Anchor your own volume to these tiers: $13,188 at $50,000, $65,938 at $250,000, $263,750 at $1,000,000, and about $26,375 at $100,000. These are engine-computed stacks, not estimates: identical inputs on both sides except country of origin, so the gap is purely a duty result. These figures reflect tariff and fee savings only, assuming equal product cost — your actual landed cost also depends on price and freight, which vary by supplier. Read the $26,375 as a transition budget — if re-sourcing to Sweden costs less than the annual saving, it pays back inside a year. Diligence on Sweden is commercial, not regulatory: supplier capacity, MOQ, tooling and re-qualification cost — the duty advantage itself is already settled above. The saving is current today; given the pace of 2026 revisions, verify it again at contract signing. Use the Tariff Savings Finder to test your real numbers and see alternatives beyond Sweden. One origin still carries the Section 122 surcharge, due to expire mid-2026; the ranking can shift once it lapses.

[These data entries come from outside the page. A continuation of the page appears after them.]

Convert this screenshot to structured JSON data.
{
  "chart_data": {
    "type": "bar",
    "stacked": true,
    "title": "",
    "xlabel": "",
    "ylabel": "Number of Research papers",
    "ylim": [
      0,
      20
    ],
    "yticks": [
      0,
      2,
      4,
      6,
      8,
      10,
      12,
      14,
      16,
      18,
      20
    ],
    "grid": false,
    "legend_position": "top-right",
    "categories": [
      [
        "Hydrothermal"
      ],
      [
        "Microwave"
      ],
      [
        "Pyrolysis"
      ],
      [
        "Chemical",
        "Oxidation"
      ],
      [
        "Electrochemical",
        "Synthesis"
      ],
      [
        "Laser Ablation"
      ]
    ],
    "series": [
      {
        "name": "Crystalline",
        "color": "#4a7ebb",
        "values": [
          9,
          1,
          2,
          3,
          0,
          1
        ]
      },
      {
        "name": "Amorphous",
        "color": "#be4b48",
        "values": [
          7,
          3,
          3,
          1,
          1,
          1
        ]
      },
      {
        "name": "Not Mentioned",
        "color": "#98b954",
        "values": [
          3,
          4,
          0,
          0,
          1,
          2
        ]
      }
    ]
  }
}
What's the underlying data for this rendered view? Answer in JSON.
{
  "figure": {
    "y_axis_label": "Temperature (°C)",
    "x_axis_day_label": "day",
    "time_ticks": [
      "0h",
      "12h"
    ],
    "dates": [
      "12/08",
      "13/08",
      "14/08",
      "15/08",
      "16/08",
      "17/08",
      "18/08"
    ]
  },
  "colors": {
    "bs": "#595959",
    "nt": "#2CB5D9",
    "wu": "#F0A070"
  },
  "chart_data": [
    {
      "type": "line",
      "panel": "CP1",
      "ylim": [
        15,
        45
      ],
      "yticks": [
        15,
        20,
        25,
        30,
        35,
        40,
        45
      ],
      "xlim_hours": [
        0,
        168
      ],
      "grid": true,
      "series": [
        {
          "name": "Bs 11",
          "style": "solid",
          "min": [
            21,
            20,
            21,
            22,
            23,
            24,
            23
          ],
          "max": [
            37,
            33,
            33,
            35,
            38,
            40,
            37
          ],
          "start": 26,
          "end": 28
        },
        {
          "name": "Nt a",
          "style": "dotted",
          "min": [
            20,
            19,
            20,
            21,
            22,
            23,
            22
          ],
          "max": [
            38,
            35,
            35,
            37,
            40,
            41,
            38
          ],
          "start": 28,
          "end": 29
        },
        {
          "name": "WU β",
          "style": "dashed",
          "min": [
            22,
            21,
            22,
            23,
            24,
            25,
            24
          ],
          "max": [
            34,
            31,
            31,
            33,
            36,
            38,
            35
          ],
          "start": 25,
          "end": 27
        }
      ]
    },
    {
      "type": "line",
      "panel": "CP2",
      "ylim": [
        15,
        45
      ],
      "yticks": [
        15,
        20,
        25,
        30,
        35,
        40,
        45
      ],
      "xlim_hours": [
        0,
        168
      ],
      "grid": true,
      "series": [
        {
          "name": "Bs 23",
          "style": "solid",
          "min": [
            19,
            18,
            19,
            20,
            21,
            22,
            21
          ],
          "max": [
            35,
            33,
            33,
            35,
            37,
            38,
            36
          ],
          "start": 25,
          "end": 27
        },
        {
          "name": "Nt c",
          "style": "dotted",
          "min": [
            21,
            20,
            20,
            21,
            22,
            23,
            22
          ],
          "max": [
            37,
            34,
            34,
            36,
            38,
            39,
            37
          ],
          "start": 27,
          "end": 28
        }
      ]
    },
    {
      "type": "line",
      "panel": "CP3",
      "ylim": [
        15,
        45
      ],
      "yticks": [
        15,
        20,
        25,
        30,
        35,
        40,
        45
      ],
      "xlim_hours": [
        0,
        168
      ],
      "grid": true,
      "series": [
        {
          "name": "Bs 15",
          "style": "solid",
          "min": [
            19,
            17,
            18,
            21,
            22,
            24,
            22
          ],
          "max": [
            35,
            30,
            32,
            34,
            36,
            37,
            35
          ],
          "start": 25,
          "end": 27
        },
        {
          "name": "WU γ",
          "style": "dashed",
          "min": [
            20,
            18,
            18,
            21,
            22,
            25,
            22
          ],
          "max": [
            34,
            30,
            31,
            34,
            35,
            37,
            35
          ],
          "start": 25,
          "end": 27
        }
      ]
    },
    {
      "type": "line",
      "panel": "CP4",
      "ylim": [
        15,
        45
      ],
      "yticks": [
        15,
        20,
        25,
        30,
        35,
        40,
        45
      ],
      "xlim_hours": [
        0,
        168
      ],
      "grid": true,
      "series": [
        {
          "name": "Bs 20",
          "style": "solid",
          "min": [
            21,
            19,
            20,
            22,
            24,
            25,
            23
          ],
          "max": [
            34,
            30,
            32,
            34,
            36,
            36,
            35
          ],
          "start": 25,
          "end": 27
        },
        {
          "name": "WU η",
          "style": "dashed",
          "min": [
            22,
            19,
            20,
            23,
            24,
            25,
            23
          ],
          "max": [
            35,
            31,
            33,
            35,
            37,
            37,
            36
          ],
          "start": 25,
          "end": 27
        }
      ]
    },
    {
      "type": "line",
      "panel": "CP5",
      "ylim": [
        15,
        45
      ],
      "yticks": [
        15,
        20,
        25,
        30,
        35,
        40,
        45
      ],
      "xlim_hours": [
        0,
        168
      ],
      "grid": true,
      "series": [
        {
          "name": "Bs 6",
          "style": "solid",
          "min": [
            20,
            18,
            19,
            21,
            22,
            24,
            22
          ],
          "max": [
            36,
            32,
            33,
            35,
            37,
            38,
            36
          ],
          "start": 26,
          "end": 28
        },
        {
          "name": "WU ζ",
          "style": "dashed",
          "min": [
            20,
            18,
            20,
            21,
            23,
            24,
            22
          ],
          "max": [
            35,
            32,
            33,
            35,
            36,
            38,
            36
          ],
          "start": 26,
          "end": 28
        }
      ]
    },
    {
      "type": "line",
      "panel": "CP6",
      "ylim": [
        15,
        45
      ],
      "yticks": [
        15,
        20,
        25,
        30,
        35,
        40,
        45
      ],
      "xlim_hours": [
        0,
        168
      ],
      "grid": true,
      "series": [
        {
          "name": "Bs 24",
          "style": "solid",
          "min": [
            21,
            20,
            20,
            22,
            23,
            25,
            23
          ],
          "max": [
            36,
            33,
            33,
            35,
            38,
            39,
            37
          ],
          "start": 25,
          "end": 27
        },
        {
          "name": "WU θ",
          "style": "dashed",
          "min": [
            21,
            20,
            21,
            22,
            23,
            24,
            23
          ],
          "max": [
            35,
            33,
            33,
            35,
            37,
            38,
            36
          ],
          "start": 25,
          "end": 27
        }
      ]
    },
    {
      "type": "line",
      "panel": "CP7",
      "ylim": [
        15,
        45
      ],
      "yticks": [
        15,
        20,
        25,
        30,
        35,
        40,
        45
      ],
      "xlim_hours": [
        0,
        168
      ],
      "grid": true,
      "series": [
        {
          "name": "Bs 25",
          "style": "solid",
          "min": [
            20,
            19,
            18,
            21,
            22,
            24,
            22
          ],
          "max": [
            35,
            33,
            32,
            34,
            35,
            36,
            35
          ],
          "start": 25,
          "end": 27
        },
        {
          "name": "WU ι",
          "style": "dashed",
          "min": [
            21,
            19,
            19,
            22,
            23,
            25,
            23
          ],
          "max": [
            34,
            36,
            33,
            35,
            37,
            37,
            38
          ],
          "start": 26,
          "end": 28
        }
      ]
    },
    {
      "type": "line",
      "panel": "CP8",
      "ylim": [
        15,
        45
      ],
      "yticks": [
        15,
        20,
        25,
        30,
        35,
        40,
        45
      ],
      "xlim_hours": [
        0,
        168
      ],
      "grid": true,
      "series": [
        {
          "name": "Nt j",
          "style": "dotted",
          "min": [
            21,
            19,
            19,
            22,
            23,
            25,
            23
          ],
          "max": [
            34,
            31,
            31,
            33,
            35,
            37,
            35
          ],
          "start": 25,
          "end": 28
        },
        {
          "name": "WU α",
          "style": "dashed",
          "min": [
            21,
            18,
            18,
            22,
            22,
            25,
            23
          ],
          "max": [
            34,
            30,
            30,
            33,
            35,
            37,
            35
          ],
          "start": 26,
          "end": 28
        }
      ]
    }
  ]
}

At $100,000 of annual import value, switching from China to Sweden saves an estimated $26,375 in duties and fees, because the effective tariff rate falls from 36% to 11%. The saving scales linearly with volume. These figures reflect tariff and fee savings only, assuming equal product cost — your actual landed cost also depends on price and freight, which vary by supplier.
Sweden-origin telecommunications equipment is assessed a 1% Most-Favoured-Nation base duty and a 10% Section 122 reciprocal surcharge, for an effective 11% duty rate before the Merchandise Processing Fee ($36.55) and Harbor Maintenance Fee ($13.19).
China carries an effective 36% rate versus 11% for Sweden. The gap is driven mainly by the 25% Section 301 surcharge that applies to Chinese-origin goods and stacks on top of every other layer.
Possibly. One of these origins currently carries the Section 122 reciprocal surcharge, which is scheduled to expire in mid-2026. The Tariff Savings Finder lets you toggle a post-expiry view to see whether the ranking shifts once that surcharge is removed.
Tariff rates from Tax Foundation, USITC, and Penn Wharton Budget Model. Last verified May 13, 2026.